Peki iki film arasıdanki genel fark şu olsa gerek. Vatansever çok bariz bir Amerikan propagandası (Hangi sahneyi söyleyeyim artık...). Oysa cesuryürek, bir iskoç propagandasından ziyade, İngiliz yergisi. Aslında İskoçları da fena halde yeriyora ya...

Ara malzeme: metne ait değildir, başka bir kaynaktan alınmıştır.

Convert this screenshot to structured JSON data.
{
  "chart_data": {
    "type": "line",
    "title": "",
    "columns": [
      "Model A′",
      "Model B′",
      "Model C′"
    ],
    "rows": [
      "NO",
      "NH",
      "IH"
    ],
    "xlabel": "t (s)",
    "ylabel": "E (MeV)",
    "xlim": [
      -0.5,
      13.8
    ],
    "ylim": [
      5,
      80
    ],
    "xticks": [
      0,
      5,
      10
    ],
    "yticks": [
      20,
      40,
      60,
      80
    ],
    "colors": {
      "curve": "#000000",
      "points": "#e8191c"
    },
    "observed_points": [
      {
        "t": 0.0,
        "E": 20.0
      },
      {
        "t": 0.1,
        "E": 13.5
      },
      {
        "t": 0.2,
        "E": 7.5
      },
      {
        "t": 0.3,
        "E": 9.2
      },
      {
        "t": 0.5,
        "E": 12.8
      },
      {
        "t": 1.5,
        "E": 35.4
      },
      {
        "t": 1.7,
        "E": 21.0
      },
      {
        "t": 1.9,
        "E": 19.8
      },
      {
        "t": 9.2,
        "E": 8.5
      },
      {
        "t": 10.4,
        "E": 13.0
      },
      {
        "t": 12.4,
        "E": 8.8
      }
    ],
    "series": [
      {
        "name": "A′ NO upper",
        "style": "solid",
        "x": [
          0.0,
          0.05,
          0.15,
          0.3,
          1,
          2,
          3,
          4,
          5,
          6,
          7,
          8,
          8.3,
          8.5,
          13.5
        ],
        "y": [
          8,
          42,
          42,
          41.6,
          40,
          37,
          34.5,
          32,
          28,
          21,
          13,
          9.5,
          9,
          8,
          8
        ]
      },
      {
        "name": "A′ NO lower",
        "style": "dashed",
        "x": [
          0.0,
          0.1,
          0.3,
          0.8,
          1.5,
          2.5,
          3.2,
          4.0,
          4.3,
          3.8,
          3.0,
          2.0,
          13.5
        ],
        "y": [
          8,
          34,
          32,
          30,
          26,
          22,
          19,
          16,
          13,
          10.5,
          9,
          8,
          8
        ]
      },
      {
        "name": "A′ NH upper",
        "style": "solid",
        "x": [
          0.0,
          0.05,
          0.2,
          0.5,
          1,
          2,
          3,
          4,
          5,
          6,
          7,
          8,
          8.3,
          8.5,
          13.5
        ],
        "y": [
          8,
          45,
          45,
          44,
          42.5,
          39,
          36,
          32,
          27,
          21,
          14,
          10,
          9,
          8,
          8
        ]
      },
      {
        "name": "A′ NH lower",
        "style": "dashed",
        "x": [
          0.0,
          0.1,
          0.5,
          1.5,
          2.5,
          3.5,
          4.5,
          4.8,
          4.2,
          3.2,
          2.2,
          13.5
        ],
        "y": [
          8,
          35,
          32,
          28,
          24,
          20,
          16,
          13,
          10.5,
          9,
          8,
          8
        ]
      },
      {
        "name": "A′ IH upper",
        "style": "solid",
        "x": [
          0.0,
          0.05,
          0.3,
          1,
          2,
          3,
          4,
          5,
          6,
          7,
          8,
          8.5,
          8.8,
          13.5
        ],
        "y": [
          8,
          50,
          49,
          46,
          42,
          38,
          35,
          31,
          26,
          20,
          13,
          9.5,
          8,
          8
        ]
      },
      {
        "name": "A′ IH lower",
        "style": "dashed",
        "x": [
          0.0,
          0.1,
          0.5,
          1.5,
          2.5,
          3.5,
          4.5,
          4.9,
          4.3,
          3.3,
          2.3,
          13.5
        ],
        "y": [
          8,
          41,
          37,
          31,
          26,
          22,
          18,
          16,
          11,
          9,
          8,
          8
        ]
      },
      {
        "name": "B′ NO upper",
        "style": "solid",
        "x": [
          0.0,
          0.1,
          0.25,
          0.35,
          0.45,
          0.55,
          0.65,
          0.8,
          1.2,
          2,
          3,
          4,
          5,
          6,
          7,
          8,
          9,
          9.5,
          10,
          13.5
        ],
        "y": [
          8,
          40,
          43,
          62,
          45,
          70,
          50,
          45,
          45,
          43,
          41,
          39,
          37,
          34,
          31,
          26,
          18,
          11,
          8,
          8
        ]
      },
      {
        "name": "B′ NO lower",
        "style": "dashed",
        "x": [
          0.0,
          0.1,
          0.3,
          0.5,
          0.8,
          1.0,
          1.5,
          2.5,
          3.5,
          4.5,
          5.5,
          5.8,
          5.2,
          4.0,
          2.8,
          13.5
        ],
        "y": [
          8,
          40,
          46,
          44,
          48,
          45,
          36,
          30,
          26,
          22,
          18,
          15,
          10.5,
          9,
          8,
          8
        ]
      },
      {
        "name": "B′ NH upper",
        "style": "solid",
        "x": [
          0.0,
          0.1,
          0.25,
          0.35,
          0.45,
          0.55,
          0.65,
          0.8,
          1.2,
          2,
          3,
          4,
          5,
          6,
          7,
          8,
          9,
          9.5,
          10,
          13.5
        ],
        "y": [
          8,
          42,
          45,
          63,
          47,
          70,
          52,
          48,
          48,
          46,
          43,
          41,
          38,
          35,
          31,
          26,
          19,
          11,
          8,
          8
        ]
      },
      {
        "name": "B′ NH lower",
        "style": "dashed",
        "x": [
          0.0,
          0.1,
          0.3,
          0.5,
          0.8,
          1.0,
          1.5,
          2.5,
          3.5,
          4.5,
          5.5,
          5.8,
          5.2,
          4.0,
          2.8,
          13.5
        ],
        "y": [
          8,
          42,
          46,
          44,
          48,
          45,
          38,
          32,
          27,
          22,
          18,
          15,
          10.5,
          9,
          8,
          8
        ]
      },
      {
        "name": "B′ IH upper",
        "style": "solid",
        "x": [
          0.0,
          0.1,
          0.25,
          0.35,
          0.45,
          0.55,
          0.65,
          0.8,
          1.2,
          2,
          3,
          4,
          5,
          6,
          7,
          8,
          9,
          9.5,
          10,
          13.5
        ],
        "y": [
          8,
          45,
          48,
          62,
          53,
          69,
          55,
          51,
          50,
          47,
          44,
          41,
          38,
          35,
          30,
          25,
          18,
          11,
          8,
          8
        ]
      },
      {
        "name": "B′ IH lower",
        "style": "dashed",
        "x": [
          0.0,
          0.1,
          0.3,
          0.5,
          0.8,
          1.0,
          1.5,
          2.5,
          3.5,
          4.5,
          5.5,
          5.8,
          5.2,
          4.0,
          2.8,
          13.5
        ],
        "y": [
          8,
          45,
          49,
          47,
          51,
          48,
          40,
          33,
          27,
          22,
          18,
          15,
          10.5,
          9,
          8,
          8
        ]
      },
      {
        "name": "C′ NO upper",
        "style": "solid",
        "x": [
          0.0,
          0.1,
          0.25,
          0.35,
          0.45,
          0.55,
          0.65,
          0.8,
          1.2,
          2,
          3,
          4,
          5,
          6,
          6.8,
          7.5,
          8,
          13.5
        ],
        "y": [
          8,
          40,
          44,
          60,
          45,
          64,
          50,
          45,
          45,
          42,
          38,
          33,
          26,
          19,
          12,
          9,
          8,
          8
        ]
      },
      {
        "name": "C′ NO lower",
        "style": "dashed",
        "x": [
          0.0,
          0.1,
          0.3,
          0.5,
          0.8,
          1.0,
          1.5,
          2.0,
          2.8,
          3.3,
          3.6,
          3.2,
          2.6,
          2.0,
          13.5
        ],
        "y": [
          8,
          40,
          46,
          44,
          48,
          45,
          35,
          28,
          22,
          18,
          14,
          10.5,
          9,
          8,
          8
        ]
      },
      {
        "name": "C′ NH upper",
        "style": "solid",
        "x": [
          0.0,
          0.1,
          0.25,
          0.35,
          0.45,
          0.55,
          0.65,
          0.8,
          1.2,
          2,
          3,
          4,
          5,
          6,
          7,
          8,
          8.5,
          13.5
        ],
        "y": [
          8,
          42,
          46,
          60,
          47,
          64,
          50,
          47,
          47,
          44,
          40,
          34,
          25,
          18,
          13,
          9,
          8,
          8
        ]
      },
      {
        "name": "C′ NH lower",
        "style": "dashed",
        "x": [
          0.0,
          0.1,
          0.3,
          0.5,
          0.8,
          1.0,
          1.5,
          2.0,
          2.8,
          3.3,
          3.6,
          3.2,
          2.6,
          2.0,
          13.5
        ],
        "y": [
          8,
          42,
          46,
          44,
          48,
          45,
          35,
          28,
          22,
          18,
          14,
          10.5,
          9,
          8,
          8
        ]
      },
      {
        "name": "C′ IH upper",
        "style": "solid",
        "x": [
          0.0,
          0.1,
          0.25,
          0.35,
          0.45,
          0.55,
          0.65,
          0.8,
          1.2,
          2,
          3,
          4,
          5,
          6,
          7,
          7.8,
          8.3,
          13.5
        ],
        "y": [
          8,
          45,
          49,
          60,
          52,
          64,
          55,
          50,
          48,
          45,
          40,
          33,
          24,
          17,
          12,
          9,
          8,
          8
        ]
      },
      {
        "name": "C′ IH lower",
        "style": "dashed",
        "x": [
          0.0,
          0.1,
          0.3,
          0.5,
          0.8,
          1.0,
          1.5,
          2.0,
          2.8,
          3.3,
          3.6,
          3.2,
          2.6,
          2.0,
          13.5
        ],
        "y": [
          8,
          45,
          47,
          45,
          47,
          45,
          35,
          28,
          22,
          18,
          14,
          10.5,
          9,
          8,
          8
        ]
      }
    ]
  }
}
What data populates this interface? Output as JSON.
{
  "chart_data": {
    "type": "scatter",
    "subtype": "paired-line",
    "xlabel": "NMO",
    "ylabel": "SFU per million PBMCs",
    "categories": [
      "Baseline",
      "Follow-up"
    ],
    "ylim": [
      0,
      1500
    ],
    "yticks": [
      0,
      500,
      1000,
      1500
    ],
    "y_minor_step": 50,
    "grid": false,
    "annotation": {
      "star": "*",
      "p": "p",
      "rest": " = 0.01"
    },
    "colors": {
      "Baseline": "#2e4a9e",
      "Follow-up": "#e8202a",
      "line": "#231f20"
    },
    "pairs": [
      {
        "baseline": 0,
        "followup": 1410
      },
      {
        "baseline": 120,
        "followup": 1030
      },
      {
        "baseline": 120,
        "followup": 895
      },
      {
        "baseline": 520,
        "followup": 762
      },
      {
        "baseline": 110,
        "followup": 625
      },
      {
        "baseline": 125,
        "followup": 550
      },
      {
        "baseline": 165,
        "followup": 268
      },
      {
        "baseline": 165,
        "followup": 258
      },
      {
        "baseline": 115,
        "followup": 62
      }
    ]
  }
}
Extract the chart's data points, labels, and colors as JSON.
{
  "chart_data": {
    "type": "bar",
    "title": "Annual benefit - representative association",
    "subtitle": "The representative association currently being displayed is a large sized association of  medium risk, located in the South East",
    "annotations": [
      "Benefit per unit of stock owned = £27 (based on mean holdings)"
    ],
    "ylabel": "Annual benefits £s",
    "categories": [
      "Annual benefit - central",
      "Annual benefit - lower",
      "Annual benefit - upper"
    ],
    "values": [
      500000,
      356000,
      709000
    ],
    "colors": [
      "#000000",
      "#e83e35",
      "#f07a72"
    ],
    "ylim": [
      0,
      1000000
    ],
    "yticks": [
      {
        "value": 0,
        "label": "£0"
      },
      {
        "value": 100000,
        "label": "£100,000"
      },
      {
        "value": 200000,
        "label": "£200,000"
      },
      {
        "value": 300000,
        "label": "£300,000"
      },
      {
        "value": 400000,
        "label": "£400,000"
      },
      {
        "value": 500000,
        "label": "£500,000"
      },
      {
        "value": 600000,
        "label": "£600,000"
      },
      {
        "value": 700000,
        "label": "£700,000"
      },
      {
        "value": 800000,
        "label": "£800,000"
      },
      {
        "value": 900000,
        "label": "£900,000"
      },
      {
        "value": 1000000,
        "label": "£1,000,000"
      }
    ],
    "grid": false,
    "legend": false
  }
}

Kim bilir belki de Cesuryürek'in sonunu gerçekçi bulduğumdan bana o film daha gerçekçi gelmiş ve bu yüzden de o filme karşı daha iyimser izlenimler beslemiş olabilirim. Ama bunun da ters argümanı şu ki daha sonunu görmeden Vatansever'den tiksinmiş, oysa yine sonunu görmeden Cesuryürek'i çok sevmiştim.

Slope / Alper Kömürlü dedi ki...

Zaten Vatansever'in sonunda Mel'in yüzündeki gülüş, kazanılan zafer için değil, iki oğlunu kaybetmesine rağmen kırmızı ceketlileri baltayla parçalayıp çıtır baldızını tavlayabilmiş ve üstelik İngilizler'e de dünya kadar vergi vermekten kurtulmuş olmanın etkisiyleydi. Zaten Amerikan özgürlük çıkışı, vergi vermeme özgürlüğüydü.
Dünyanın her yerinde olduğu gibi para herşeyi yönetiyor.